FAA has operated without a Senate-confirmed director for nearly a year

The federal agency responsible for thousands of flight delays Wednesday morning has not had a Senate-confirmed director in place for nearly a year.

President Biden’s nominee for director of the Federal Aviation Administration (FAA) has yet to receive a confirmation hearing in the Senate since Steve Dickson stepped down from the post in March. 

Billy Nolen has served as the acting director of the agency since April 2022.

FAA paused takeoffs at U.S. airports for several hours Wednesday morning as it worked to fix its Notice to Air Missions System, which provides necessary flight information for all pilots. The system crashed early Wednesday morning. The ground stop was lifted at 8:50 a.m. EST, but not before more than 8,500 U.S. flights were delayed and more than 1,200 canceled as of 4 p.m. EST, according to FlightAware.

Department of Transportation Secretary Pete Buttigieg said he directed an investigation to be conducted into the root causes of the crashed FAA system.
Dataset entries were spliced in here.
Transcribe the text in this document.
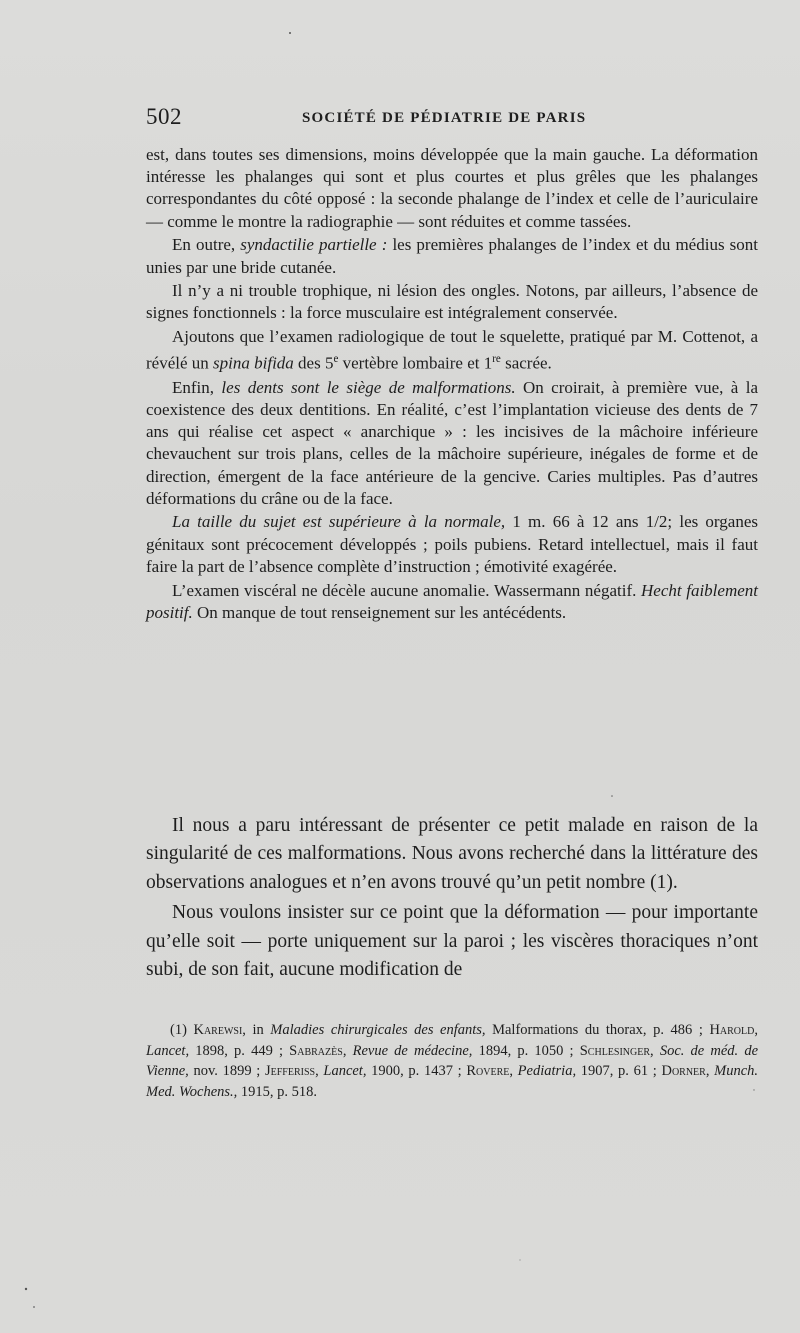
502	SOCIÉTÉ DE PÉDIATRIE DE PARIS

est, dans toutes ses dimensions, moins développée que la main gauche. La déformation intéresse les phalanges qui sont et plus courtes et plus grêles que les phalanges correspondantes du côté opposé : la seconde phalange de l’index et celle de l’auriculaire — comme le montre la radiographie — sont réduites et comme tassées.

En outre, syndactilie partielle : les premières phalanges de l’index et du médius sont unies par une bride cutanée.

Il n’y a ni trouble trophique, ni lésion des ongles. Notons, par ailleurs, l’absence de signes fonctionnels : la force musculaire est intégralement conservée.

Ajoutons que l’examen radiologique de tout le squelette, pratiqué par M. Cottenot, a révélé un spina bifida des 5e vertèbre lombaire et 1re sacrée.

Enfin, les dents sont le siège de malformations. On croirait, à première vue, à la coexistence des deux dentitions. En réalité, c’est l’implantation vicieuse des dents de 7 ans qui réalise cet aspect « anarchique » : les incisives de la mâchoire inférieure chevauchent sur trois plans, celles de la mâchoire supérieure, inégales de forme et de direction, émergent de la face antérieure de la gencive. Caries multiples. Pas d’autres déformations du crâne ou de la face.

La taille du sujet est supérieure à la normale, 1 m. 66 à 12 ans 1/2; les organes génitaux sont précocement développés ; poils pubiens. Retard intellectuel, mais il faut faire la part de l’absence complète d’instruction ; émotivité exagérée.

L’examen viscéral ne décèle aucune anomalie. Wassermann négatif. Hecht faiblement positif. On manque de tout renseignement sur les antécédents.

Il nous a paru intéressant de présenter ce petit malade en raison de la singularité de ces malformations. Nous avons recherché dans la littérature des observations analogues et n’en avons trouvé qu’un petit nombre (1).

Nous voulons insister sur ce point que la déformation — pour importante qu’elle soit — porte uniquement sur la paroi ; les viscères thoraciques n’ont subi, de son fait, aucune modification de

(1) Karewsi, in Maladies chirurgicales des enfants, Malformations du thorax, p. 486 ; Harold, Lancet, 1898, p. 449 ; Sabrazès, Revue de médecine, 1894, p. 1050 ; Schlesinger, Soc. de méd. de Vienne, nov. 1899 ; Jefferiss, Lancet, 1900, p. 1437 ; Rovere, Pediatria, 1907, p. 61 ; Dorner, Munch. Med. Wochens., 1915, p. 518.
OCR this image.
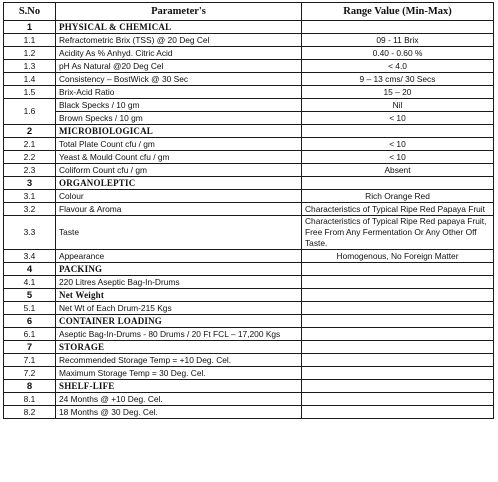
S.No	Parameter's	Range Value (Min-Max)
1	PHYSICAL & CHEMICAL	
1.1	Refractometric Brix (TSS) @ 20 Deg Cel	09 - 11 Brix
1.2	Acidity As % Anhyd. Citric Acid	0.40 - 0.60 %
1.3	pH As Natural @20 Deg Cel	< 4.0
1.4	Consistency – BostWick @ 30 Sec	9 – 13 cms/ 30 Secs
1.5	Brix-Acid Ratio	15 – 20
1.6	Black Specks / 10 gm	Nil
	Brown Specks / 10 gm	< 10
2	MICROBIOLOGICAL	
2.1	Total Plate Count cfu / gm	< 10
2.2	Yeast & Mould Count cfu / gm	< 10
2.3	Coliform Count cfu / gm	Absent
3	ORGANOLEPTIC	
3.1	Colour	Rich Orange Red
3.2	Flavour & Aroma	Characteristics of Typical Ripe Red Papaya Fruit
3.3	Taste	Characteristics of Typical Ripe Red papaya Fruit, Free From Any Fermentation Or Any Other Off Taste.
3.4	Appearance	Homogenous, No Foreign Matter
4	PACKING	
4.1	220 Litres Aseptic Bag-In-Drums	
5	Net Weight	
5.1	Net Wt of Each Drum-215 Kgs	
6	CONTAINER LOADING	
6.1	Aseptic Bag-In-Drums - 80 Drums / 20 Ft FCL – 17,200 Kgs	
7	STORAGE	
7.1	Recommended Storage Temp = +10 Deg. Cel.	
7.2	Maximum Storage Temp = 30 Deg. Cel.	
8	SHELF-LIFE	
8.1	24 Months @ +10 Deg. Cel.	
8.2	18 Months @ 30 Deg. Cel.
‘FAA has determined that the safety system affected by the overnight outage is fully restored, and the nationwide ground stop will be lifted effective immediately,’ he tweeted Wednesday. ‘I have directed an after-action process to determine root causes and recommend next steps.’

Biden nominated Denver International Airport Chief Executive Phil Washington to head the FAA, and he is awaiting a vote in the Senate.

While Washington was nominated last summer, Democrats in charge of moving that nomination along said they didn’t have enough time to move him along last year.

Washington has faced skepticism from some Republicans who say he lacks experience in aviation. And critics later noted he was named in a political corruption investigation in Los Angeles. Still, Biden decided in January to nominate Washington again for the post in the new Congress.

Washington previously served as the CEO of the Los Angeles Metropolitan Transportation Authority, where a whistleblower alleged he prioritized contracts to a nonprofit run by a county supervisor. He was named in a search warrant for the political corruption case, which alleged he ordered a $75,000 bill to the nonprofit without good reason.